Neuer Versuch der Viererbande

Bundesdeutsche Großverlage wollen Vertriebskartell in der DDR / Ausschaltung der Grossisten  ■  Von Karl-Heinz Ruch

Wenn in deutschen Behördenstuben noch nach Dienstschluß gearbeitet wird, dann steht viel auf dem Spiel. Um 17 Uhr trafen sich gestern Vertreter der vier bundesdeutschen Großverlage (Gruner & Jahr, Burda, Bauer, Axel Springer) beim Bundeskartellamt in West-Berlin, um die zweite Runde ihrer geplanten Übernahme des DDR-Pressevertriebes einzuläuten.

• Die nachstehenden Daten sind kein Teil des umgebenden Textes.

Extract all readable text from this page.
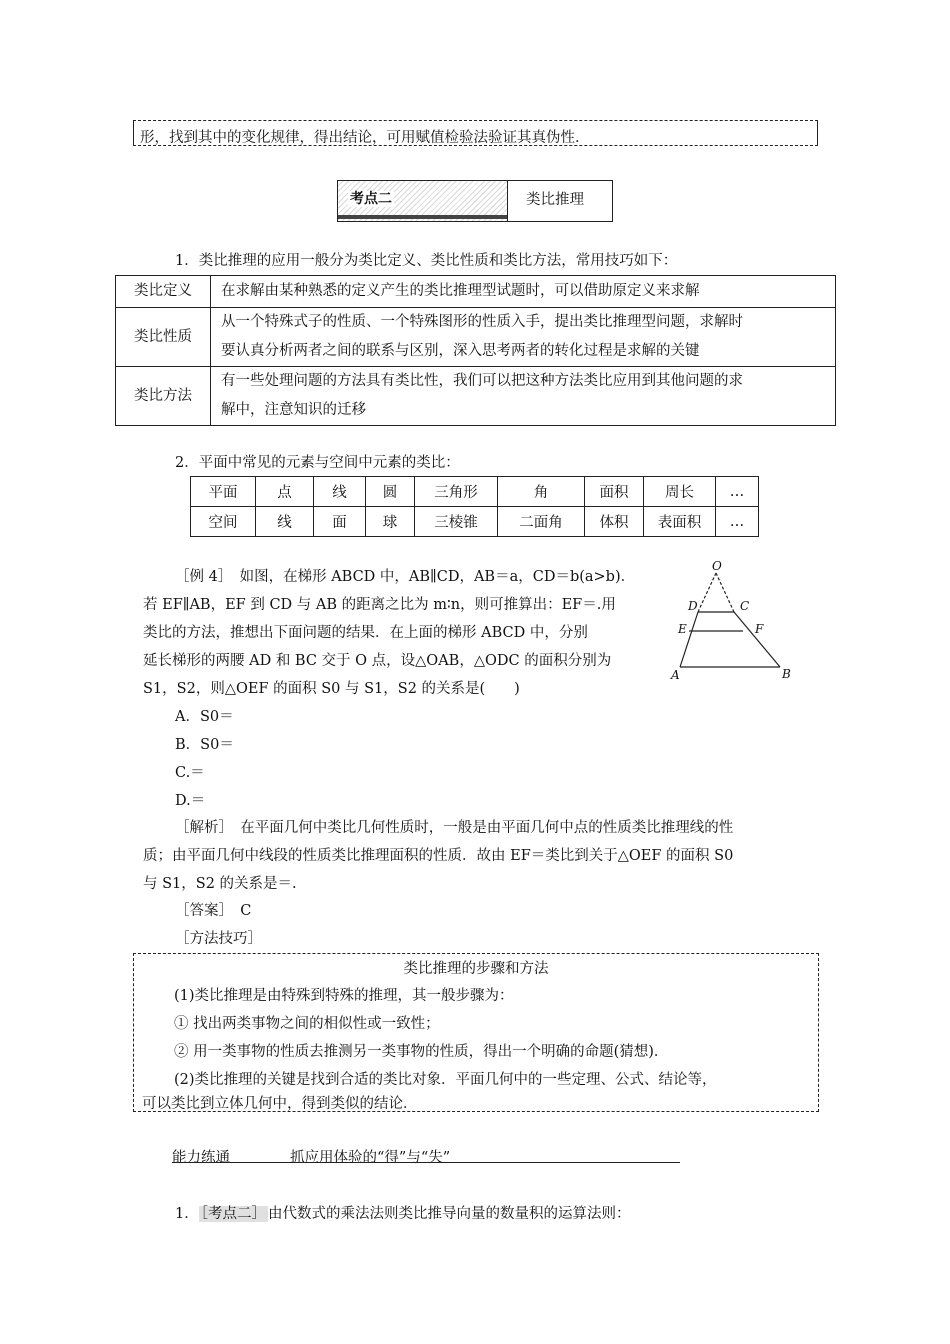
形，找到其中的变化规律，得出结论，可用赋值检验法验证其真伪性．
考点二	类比推理
1．类比推理的应用一般分为类比定义、类比性质和类比方法，常用技巧如下：
类比定义	在求解由某种熟悉的定义产生的类比推理型试题时，可以借助原定义来求解
类比性质	从一个特殊式子的性质、一个特殊图形的性质入手，提出类比推理型问题，求解时
要认真分析两者之间的联系与区别，深入思考两者的转化过程是求解的关键
类比方法	有一些处理问题的方法具有类比性，我们可以把这种方法类比应用到其他问题的求
解中，注意知识的迁移
2．平面中常见的元素与空间中元素的类比：
平面	点	线	圆	三角形	角	面积	周长	…
空间	线	面	球	三棱锥	二面角	体积	表面积	…
［例 4］　如图，在梯形 ABCD 中，AB∥CD，AB＝a，CD＝b(a>b)．
若 EF∥AB，EF 到 CD 与 AB 的距离之比为 m∶n，则可推算出：EF＝.用
类比的方法，推想出下面问题的结果．在上面的梯形 ABCD 中，分别
延长梯形的两腰 AD 和 BC 交于 O 点，设△OAB，△ODC 的面积分别为
S1，S2，则△OEF 的面积 S0 与 S1，S2 的关系是(　　)
A．S0＝
B．S0＝
C.＝
D.＝
O
D	C
E	F
A	B
［解析］　在平面几何中类比几何性质时，一般是由平面几何中点的性质类比推理线的性
质；由平面几何中线段的性质类比推理面积的性质．故由 EF＝类比到关于△OEF 的面积 S0
与 S1，S2 的关系是＝.
［答案］　C
［方法技巧］
类比推理的步骤和方法
(1)类比推理是由特殊到特殊的推理，其一般步骤为：
① 找出两类事物之间的相似性或一致性；
② 用一类事物的性质去推测另一类事物的性质，得出一个明确的命题(猜想)．
(2)类比推理的关键是找到合适的类比对象．平面几何中的一些定理、公式、结论等，
可以类比到立体几何中，得到类似的结论．
能力练通	抓应用体验的“得”与“失”
1． ［考点二］ 由代数式的乘法法则类比推导向量的数量积的运算法则：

Das Bundeskartellamt ist alarmiert und sieht sich zuständig, weil der massive Griff nach dem Zeitungsvertrieb in der DDR Rückwirkungen auf den bundesdeutschen Markt haben kann. Den ersten Versuch zur Errichtung eines Vertriebskartells in der DDR hatte die Viererbande mit der DDR-Post im Stile eines Handstreichs abgewickelt. Es gab böses Blut. In allerletzter Minute wurde es durch die Proteste von bundesdeutschen Verlagen (unter anderem dem Spiegel-Verlag) und durch den Runden Tisch in Ost-Berlin verhindert.

Das neue Modell sieht jetzt ein Vertriebssystem als Joint -venture unter Führung der großen vier vor, an dem sich ein noch zu gründender DDR-Verlegerverband und ein ebenfalls noch zu gründender DDR-Grossistenverband mit jeweils fünfundzwanzig Prozent des Kapitals beteiligen sollen. Der Verdacht besteht, daß die beabsichtigte Beteiligung von DDR -Partnern an dieser Vertriebsgesellschaft lediglich die tatsächlichen Machtverhältnisse in diesem Vertriebskartell verschleiern soll. Tatsächlich gibt es in der DDR jedoch weder Grossisten noch Verleger, die diese Rolle eines gleichwertigen Partners in der Umarmung der großen vier Verlage einigermaßen ausfüllen könnten.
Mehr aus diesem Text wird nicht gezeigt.